Das will Senatorin Lompscher nicht hinnehmen. Schon in der Sitzung habe Staatssekretär Sebastian Scheel „unmissverständlich klargemacht“, dass eine weitere Reduzierung der Neubauzahlen nicht infrage komme, hieß es. Das bestätigte Lompscher am Donnerstag. „Ein Absinken der Fertigstellungszahlen bei den landeseigenen Wohnungsbaugesellschaften unter die Marke von 25.000 Wohneinheiten ist keinesfalls akzeptabel“, sagte Lompscher. „Die Gesellschaften sind deshalb beauftragt, durch ein Bündel von Maßnahmen nachzusteuern.“ Dazu gehört nach Angaben der Senatorin ein verbessertes Berichtswesen, damit die Verwaltung bei Problemen schneller eingreifen kann. Auch sollen zurückgestellte, kleinere Neubauprojekte wieder aufgenommen werden. „Dabei sind vor allem die Anstrengungen zu intensivieren, Projektankäufe zu realisieren“, sagte Lompscher. Bei diesen geht es um Bauprojekte, die von privaten Entwicklern realisiert und dann von landeseigenen Firmen angekauft werden.
Missbilligungsantrag auch innerhalb der Opposition umstritten
Darüber hinaus hätten sich die von den Wohnungsbaugesellschaften vorgestellten Zahlen als nicht belastbar herausgestellt. „Bereits eine oberflächliche Prüfung ergab, dass die vorgelegten Listen offenbar nicht vollständig sind“, hieß es in einer Mitteilung der Verwaltung. „Hier haben die Gesellschaften den Auftrag erhalten, nachzuarbeiten und die Inhalte zu überprüfen.“
Für die CDU ist die neuerliche Kurskorrektur durch die Wohnungsbaugesellschaften ein Zeichen der Unfähigkeit Lompschers. „Sie regiert in einer Mischung aus Ideologie und Überforderung“, sagte der Wohnungsexperte der Fraktion, Christian Gräff, am Donnerstag. Die CDU kündigte deshalb einen Missbilligungsantrag gegen Lompscher für die kommende Sitzung des Abgeordnetenhauses an. „Der Regierende Bürgermeister ärgert sich immer nur über Lompscher, jetzt ist es an der Zeit, sie zu entlassen“, fordert Gräff.

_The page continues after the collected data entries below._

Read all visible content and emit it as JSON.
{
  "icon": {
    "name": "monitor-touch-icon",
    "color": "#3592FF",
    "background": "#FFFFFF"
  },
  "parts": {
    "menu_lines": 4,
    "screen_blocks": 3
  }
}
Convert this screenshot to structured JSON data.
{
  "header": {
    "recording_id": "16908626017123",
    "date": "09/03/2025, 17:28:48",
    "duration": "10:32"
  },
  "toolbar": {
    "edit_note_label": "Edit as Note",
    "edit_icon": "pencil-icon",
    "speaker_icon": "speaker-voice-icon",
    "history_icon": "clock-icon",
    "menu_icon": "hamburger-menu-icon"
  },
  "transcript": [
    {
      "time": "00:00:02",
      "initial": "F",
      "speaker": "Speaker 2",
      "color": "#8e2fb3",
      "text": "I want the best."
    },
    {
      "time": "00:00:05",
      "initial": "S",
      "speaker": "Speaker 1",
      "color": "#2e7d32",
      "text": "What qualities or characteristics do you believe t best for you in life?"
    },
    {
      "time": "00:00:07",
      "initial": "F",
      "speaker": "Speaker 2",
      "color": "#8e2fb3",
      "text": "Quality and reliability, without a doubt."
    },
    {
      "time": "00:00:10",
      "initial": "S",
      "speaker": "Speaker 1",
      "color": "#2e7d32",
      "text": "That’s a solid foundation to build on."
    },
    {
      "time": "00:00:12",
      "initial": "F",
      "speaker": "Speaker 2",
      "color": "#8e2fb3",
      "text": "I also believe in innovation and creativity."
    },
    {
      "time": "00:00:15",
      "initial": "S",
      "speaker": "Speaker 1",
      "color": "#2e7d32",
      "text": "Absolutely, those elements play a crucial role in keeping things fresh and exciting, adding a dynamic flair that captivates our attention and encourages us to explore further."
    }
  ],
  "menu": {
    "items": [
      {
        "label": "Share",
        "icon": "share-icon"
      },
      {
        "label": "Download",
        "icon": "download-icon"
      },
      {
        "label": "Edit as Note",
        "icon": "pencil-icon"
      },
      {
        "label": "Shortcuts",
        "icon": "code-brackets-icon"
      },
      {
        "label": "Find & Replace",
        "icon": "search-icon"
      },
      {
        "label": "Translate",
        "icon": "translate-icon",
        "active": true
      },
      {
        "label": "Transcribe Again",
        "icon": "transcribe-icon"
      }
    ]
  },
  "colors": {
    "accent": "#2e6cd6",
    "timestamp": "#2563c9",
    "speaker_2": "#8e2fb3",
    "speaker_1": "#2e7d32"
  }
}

Sie habe ein Klima geschaffen, das Investoren abschrecke, habe nicht einmal die Wohnungsbaugenossenschaften unterstützt und schiebe jetzt die Schuld auf die Wohnungsbaugesellschaften ab.
Aber der Missbilligungsantrag ist auch innerhalb der Opposition umstritten. FDP-Fraktionschef Sebastian Czaja kritisierte den Missbilligungsantrag als „publikumswirksame Beschäftigungstherapie“. Das Problem sei nicht an einer Person festzumachen, vielmehr sei die Haltung der gesamten „Linkskoalition“ zum Wohnungsneubau das Problem. Czaja schlug einen Baugipfel mit kommunalen Wohnungsgesellschaften, Genossenschaften, Investoren, Bezirken, Senat und Opposition vor. Auch innerhalb der Regierungskoalition ist Lompschers Handeln umstritten. SPD und Grüne fordern mehr Engagement für den Neubau.
Ziele beim Ankauf werden erreicht
Um den steigenden Mieten in Berlin entgegenzuwirken, hat sich der rot-rot-grüne Senat ehrgeizige Ziele für den Wohnungsbau gesetzt. Der Neubau kommt aber nicht in Gang, weil es Probleme mit der Entwicklung der Baugrundstücke gibt. Der Senat habe die Lage unterschätzt, räumte Lompscher in der vergangenen Woche ein. Während die Ziele beim Neubau nicht erreicht werden, schafft der Senat nach Angaben der Stadtentwicklungsverwaltung den geplanten Ankauf von Wohnungen. Das im Koalitionsvertrag verankerte Ziel, bis zum Jahr 2021 insgesamt 10.000 Wohnungen für die städtischen Gesellschaften hinzuzukaufen, werde voraussichtlich erreicht oder überboten, sagte Lompscher. Seit 2016 seien 7861 Wohnungen hinzugekommen. Dies könne die Lücke beim Wohnungsbau womöglich etwas kompensieren, so die Senatorin. Bis 2021 sollen zudem weitere 5000 Wohnungen im Bau sein, versprach sie.